De taille moyenne, cheveux ras, Laurent-Désiré Kabila semble à première vue un «père tranquille», impression encore renforcée par un embonpoint qui contredit l’image d’Epinal du rebelle-type, mince, sportif et sec.
Né à Moba, dans la région de Kalémie (sud-est), ex-Albertville, sur les rives du lac Tanganyika, il a participé dès l’âge de 23 ans à la rébellion d’inspiration marxiste qui a embrasé le pays dans les années 1964-65.
Mais un jeune lieutenant-colonel, Joseph-Désiré Mobutu, a mis fin à cette aventure avant de prendre le pouvoir en 1965. Kabila s’est alors replié dans ses montagnes de l’est, recevant cette même année l’appui du prestigieux révolutionnaire argentino-cubain Ernesto Che Guevara.
Avec une poignée de Cubains, le «Che» voulait faire du Kivu le point de départ de la «révolution mondiale». Sept mois plus tard, il quitte l’Afrique sur un constat d’échec, qualifiant Kabila de «touriste», toujours en voyage à l’étranger.
«S’il a été déçu, il ne me l’a pas dit. Les pays sont différents, toutes les révolutions n’ont pas le même objectif», a laconiquement expliqué Kabila, lors d’un entretien le 30 janvier à Goma avec deux journalistes.
Le sens de
la formule
Souvent vêtu d’une saharienne beige et de chaussures de tennis, il est simple, ne s’entoure pas d’objets de luxe, et dédaigne la richesse ostentatoire du «nouveau riche», selon certains.
D’abord méfiant envers les étrangers, il devient vite sympathique et volubile, pose des questions aux journalistes pour savoir comment la rébellion est perçue à l’extérieur. Il s’exprime calmement — en français et en anglais —, choisit ses mots, a le sens de la formule.
Mais chaque fois qu’il parle du président Mobutu, dont il ne prononce jamais le nom, il s’enflamme et, les yeux brillants, s’approche de l’interlocuteur pour tenter de le convaincre que son adversaire n’est qu’un «dictateur sanguinaire».

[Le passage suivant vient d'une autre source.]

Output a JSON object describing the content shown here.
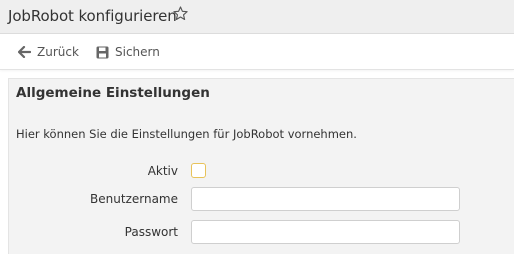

De la fin des années 60 au milieu des années 90, Kabila reste dans l’ombre. «J’étais dans le maquis», aime-t-il à répéter. Mais un membre de son entourage assure qu’il a longtemps vécu en Tanzanie, au Kenya et en Ouganda.
«J’ai voyagé», admet le chef rebelle, qui dément par ailleurs avoir trempé dans des trafics d’or et de diamants entre sa région et Bujumbura, la capitale burundaise où se trouvait un important comptoir de minerais précieux.

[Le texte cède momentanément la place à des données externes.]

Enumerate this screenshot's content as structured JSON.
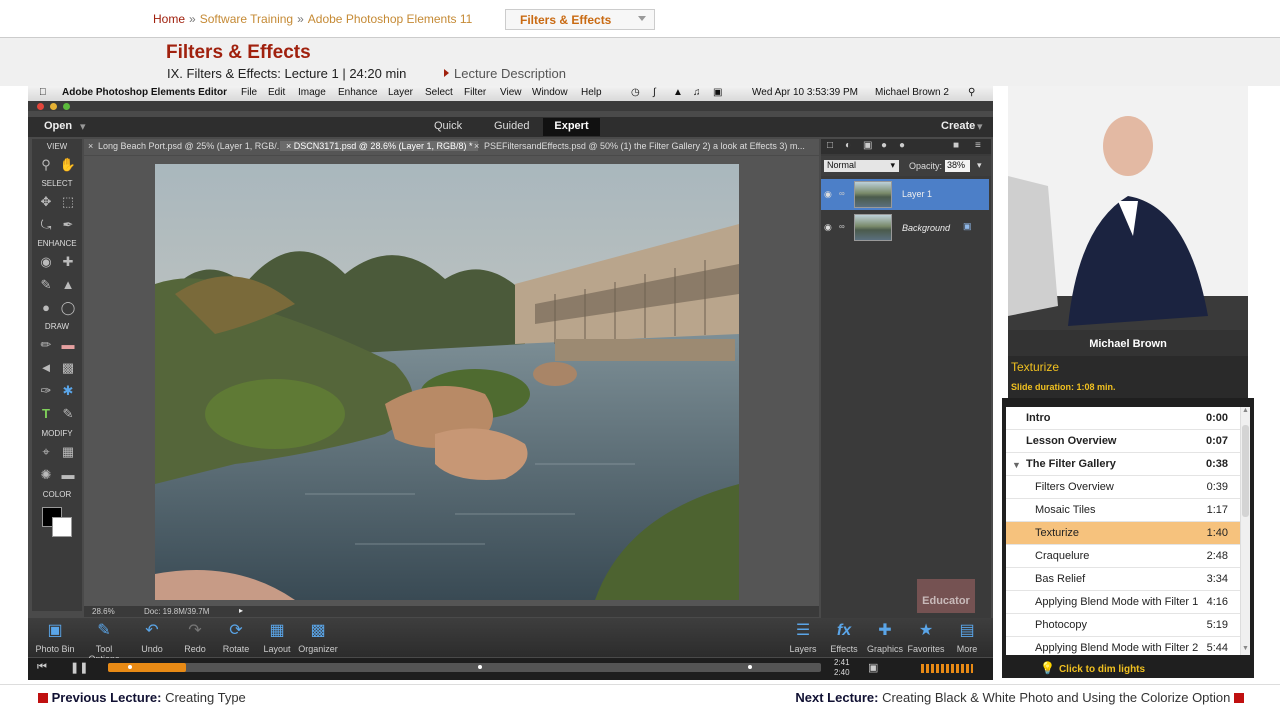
{
  "breadcrumb": {
    "home": "Home",
    "software": "Software Training",
    "course": "Adobe Photoshop Elements 11",
    "current": "Filters & Effects"
  },
  "lecture": {
    "title": "Filters & Effects",
    "subtitle": "IX. Filters & Effects: Lecture 1 | 24:20 min",
    "description_link": "Lecture Description"
  },
  "video": {
    "menubar": {
      "app": "Adobe Photoshop Elements Editor",
      "items": [
        "File",
        "Edit",
        "Image",
        "Enhance",
        "Layer",
        "Select",
        "Filter",
        "View",
        "Window",
        "Help"
      ],
      "clock": "Wed Apr 10  3:53:39 PM",
      "user": "Michael Brown 2"
    },
    "modes": {
      "open": "Open",
      "quick": "Quick",
      "guided": "Guided",
      "expert": "Expert",
      "create": "Create"
    },
    "tabs": [
      "Long Beach Port.psd @ 25% (Layer 1, RGB/...",
      "DSCN3171.psd @ 28.6% (Layer 1, RGB/8) *",
      "PSEFiltersandEffects.psd @ 50% (1) the Filter Gallery 2) a look at Effects 3) m..."
    ],
    "tool_sections": [
      "VIEW",
      "SELECT",
      "ENHANCE",
      "DRAW",
      "MODIFY",
      "COLOR"
    ],
    "status": {
      "zoom": "28.6%",
      "doc": "Doc: 19.8M/39.7M"
    },
    "layers": {
      "blend_mode": "Normal",
      "opacity_label": "Opacity:",
      "opacity": "38%",
      "items": [
        "Layer 1",
        "Background"
      ]
    },
    "taskbar_left": [
      "Photo Bin",
      "Tool Options",
      "Undo",
      "Redo",
      "Rotate",
      "Layout",
      "Organizer"
    ],
    "taskbar_right": [
      "Layers",
      "Effects",
      "Graphics",
      "Favorites",
      "More"
    ],
    "watermark": "Educator"
  },
  "player": {
    "elapsed": "2:41",
    "total": "2:40",
    "progress": 0.11
  },
  "instructor": {
    "name": "Michael Brown"
  },
  "slide": {
    "title": "Texturize",
    "duration": "Slide duration: 1:08 min."
  },
  "toc": [
    {
      "name": "Intro",
      "time": "0:00",
      "bold": true,
      "indent": 0
    },
    {
      "name": "Lesson Overview",
      "time": "0:07",
      "bold": true,
      "indent": 0
    },
    {
      "name": "The Filter Gallery",
      "time": "0:38",
      "bold": true,
      "indent": 0,
      "expanded": true
    },
    {
      "name": "Filters Overview",
      "time": "0:39",
      "bold": false,
      "indent": 1
    },
    {
      "name": "Mosaic Tiles",
      "time": "1:17",
      "bold": false,
      "indent": 1
    },
    {
      "name": "Texturize",
      "time": "1:40",
      "bold": false,
      "indent": 1,
      "selected": true
    },
    {
      "name": "Craquelure",
      "time": "2:48",
      "bold": false,
      "indent": 1
    },
    {
      "name": "Bas Relief",
      "time": "3:34",
      "bold": false,
      "indent": 1
    },
    {
      "name": "Applying Blend Mode with Filter 1",
      "time": "4:16",
      "bold": false,
      "indent": 1
    },
    {
      "name": "Photocopy",
      "time": "5:19",
      "bold": false,
      "indent": 1
    },
    {
      "name": "Applying Blend Mode with Filter 2",
      "time": "5:44",
      "bold": false,
      "indent": 1
    }
  ],
  "dim_lights": "Click to dim lights",
  "footer": {
    "prev_label": "Previous Lecture:",
    "prev_title": "Creating Type",
    "next_label": "Next Lecture:",
    "next_title": "Creating Black & White Photo and Using the Colorize Option"
  },
  "colors": {
    "accent_red": "#a0210e",
    "accent_orange": "#e88a15",
    "toc_selected": "#f6c27d",
    "slide_yellow": "#f0c020"
  }
}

Pour le régime de Kinshasa, Kabila, dont l’entourage est composé de nombreux Tutsis, n’est qu’une «marionnette» entre les mains du Rwanda et de l’Ouganda, le «vernis» zaïrois d’une rébellion majoritairement tutsie et tenue à bout de bras par les voisins de l’est.

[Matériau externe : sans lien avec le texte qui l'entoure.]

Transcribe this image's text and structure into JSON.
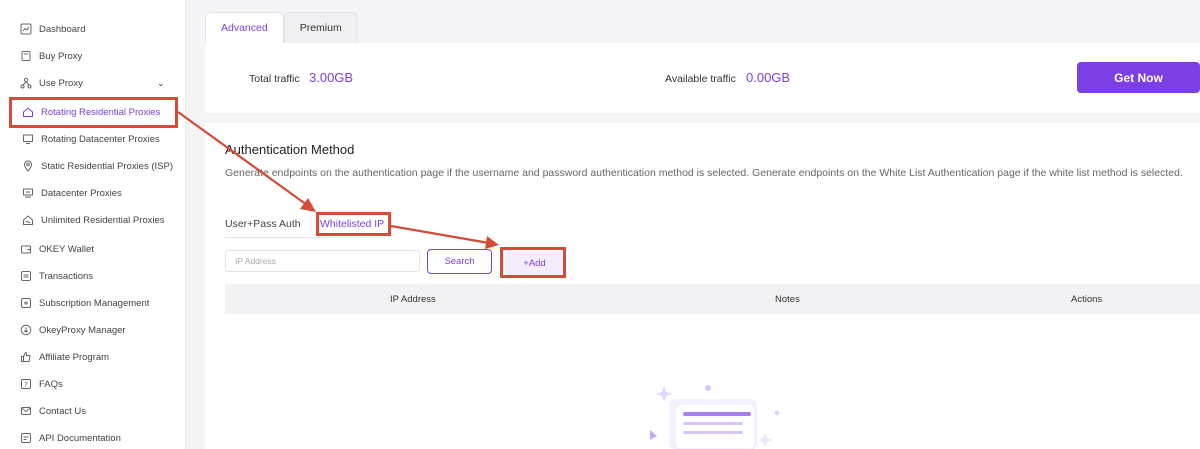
{
  "sidebar": {
    "items": [
      {
        "label": "Dashboard",
        "icon": "chart-icon"
      },
      {
        "label": "Buy Proxy",
        "icon": "cart-icon"
      },
      {
        "label": "Use Proxy",
        "icon": "network-icon"
      },
      {
        "label": "Rotating Residential Proxies",
        "icon": "home-icon"
      },
      {
        "label": "Rotating Datacenter Proxies",
        "icon": "monitor-icon"
      },
      {
        "label": "Static Residential Proxies (ISP)",
        "icon": "location-pin-icon"
      },
      {
        "label": "Datacenter Proxies",
        "icon": "server-icon"
      },
      {
        "label": "Unlimited Residential Proxies",
        "icon": "house-infinity-icon"
      },
      {
        "label": "OKEY Wallet",
        "icon": "wallet-icon"
      },
      {
        "label": "Transactions",
        "icon": "exchange-icon"
      },
      {
        "label": "Subscription Management",
        "icon": "subscription-icon"
      },
      {
        "label": "OkeyProxy Manager",
        "icon": "download-icon"
      },
      {
        "label": "Affiliate Program",
        "icon": "thumbs-up-icon"
      },
      {
        "label": "FAQs",
        "icon": "question-icon"
      },
      {
        "label": "Contact Us",
        "icon": "mail-icon"
      },
      {
        "label": "API Documentation",
        "icon": "api-icon"
      }
    ]
  },
  "tabs": [
    "Advanced",
    "Premium"
  ],
  "traffic": {
    "total_label": "Total traffic",
    "total_value": "3.00GB",
    "available_label": "Available traffic",
    "available_value": "0.00GB",
    "get_now": "Get Now"
  },
  "auth": {
    "title": "Authentication Method",
    "description": "Generate endpoints on the authentication page if the username and password authentication method is selected. Generate endpoints on the White List Authentication page if the white list method is selected.",
    "tab_userpass": "User+Pass Auth",
    "tab_whitelist": "Whitelisted IP",
    "ip_placeholder": "IP Address",
    "search": "Search",
    "add": "+Add",
    "columns": [
      "IP Address",
      "Notes",
      "Actions"
    ]
  },
  "colors": {
    "accent": "#7b3fe4",
    "annotation": "#d64b37"
  }
}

Sorti de l’ombre en septembre dernier, maître aujourd’hui d’un bon tiers du territoire zaïrois, le chef de la rébellion a récemment durci sa position en réclamant un pouvoir sans partage sur le pays. Il affirme que la capitale, Kinshasa, est son prochain «objectif» après la prise de contrôle de Lubumbashi, capitale du Shaba (sud-est).